Descrizione
“Nel corso della Commissione Sviluppo Economico di oggi abbiamo ascoltato il Professor Filippo Celata, autore della relazione tecnica sugli affitti brevi a Firenze. Si tratta - spiega il capogruppo del Movimento 5 Stelle Lorenzo Masi - certamente di un lavoro approfondito, che fotografa un fenomeno reale e che riguarda ormai tutte le grandi città ad alta pressione turistica, dove il tema dell’equilibrio tra residenzialità, turismo e diritto alla casa non può essere ignorato.
Proprio per questo riteniamo giusto affrontare il tema con serietà e senza negare la necessità di una regolamentazione. Tuttavia, dalla relazione emergono anche alcune criticità che meritano attenzione e approfondimento prima di arrivare a scelte restrittive così rilevanti.
In primo luogo manca una chiara definizione delle soglie che dovrebbero giustificare eventuali limitazioni: la relazione individua diversi indicatori – pressione ricettiva, pressione residenziale, rischio e vulnerabilità – ma lascia ampio margine discrezionale su come questi debbano tradursi concretamente in divieti o restrizioni urbanistiche.
Inoltre, una parte importante dell’impianto si basa su dati non sempre omogenei temporalmente e, in alcuni casi, su elaborazioni statistiche e stime indirette, soprattutto rispetto al numero effettivo delle abitazioni in affitto ai residenti.
La stessa relazione, poi, riconosce apertamente il rischio di “spillover”: limitare alcune aree potrebbe semplicemente spostare il fenomeno verso altri quartieri della città, con effetti distorsivi e nuove pressioni sulle zone semicentrali e periferiche.
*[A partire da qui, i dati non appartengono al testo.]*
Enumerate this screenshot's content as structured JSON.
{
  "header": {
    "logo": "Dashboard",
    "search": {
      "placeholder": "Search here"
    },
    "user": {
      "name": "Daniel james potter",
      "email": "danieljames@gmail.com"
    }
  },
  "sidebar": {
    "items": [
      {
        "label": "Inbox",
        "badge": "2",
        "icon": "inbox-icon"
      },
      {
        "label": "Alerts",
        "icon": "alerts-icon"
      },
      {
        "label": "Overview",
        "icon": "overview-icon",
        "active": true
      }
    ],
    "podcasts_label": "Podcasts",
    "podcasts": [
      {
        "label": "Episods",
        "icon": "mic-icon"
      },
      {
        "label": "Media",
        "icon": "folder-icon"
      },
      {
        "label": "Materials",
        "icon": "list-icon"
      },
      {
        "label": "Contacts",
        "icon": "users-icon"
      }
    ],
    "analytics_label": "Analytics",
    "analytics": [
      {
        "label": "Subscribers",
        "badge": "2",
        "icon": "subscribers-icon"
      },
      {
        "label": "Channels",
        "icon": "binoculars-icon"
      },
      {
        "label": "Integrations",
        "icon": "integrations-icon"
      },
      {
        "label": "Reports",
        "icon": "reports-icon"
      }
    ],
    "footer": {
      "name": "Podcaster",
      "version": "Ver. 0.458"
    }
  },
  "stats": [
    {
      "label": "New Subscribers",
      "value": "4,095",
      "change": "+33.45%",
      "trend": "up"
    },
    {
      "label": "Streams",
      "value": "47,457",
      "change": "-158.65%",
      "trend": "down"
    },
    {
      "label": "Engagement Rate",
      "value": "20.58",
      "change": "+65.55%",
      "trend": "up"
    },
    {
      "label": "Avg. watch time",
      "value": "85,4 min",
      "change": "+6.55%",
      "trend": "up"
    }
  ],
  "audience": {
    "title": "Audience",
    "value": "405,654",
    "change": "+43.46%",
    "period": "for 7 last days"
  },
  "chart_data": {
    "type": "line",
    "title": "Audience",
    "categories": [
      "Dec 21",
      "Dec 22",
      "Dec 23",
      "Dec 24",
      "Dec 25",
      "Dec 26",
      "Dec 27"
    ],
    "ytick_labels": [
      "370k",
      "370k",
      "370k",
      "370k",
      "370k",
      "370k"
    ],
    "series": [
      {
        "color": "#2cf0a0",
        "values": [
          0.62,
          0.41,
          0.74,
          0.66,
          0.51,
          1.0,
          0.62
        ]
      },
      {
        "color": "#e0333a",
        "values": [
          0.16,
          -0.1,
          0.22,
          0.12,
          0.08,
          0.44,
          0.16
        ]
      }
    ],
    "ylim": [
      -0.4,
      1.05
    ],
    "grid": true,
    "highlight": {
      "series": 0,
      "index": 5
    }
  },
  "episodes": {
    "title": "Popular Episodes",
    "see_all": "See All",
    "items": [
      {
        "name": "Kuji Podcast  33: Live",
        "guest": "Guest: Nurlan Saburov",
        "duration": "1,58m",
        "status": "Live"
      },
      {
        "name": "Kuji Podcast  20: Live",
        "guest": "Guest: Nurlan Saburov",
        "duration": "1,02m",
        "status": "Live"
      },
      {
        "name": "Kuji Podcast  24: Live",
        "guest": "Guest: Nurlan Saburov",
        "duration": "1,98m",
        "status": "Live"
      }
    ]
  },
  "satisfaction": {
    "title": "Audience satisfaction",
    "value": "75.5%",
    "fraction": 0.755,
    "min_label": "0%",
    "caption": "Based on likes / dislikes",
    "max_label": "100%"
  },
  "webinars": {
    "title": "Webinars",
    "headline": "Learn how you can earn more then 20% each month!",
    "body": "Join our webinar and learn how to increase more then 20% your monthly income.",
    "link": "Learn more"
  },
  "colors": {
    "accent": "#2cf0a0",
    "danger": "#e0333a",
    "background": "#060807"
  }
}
Serve quindi equilibrio. Firenze ha bisogno di regole, ma anche di scelte proporzionate, motivate e sostenibili, che evitino approcci ideologici o eccessivamente punitivi verso i proprietari. Il rischio, altrimenti, è affrontare un problema complesso con strumenti troppo semplicistici.
Come Movimento 5 Stelle - conclude il capogruppo Lorenzo Masi - continueremo a lavorare affinché si arrivi a una regolamentazione seria, fondata su dati solidi, trasparenza e tutela dell’interesse pubblico, senza però ignorare i limiti e le criticità emerse anche nel dibattito tecnico di oggi.” (s.spa.)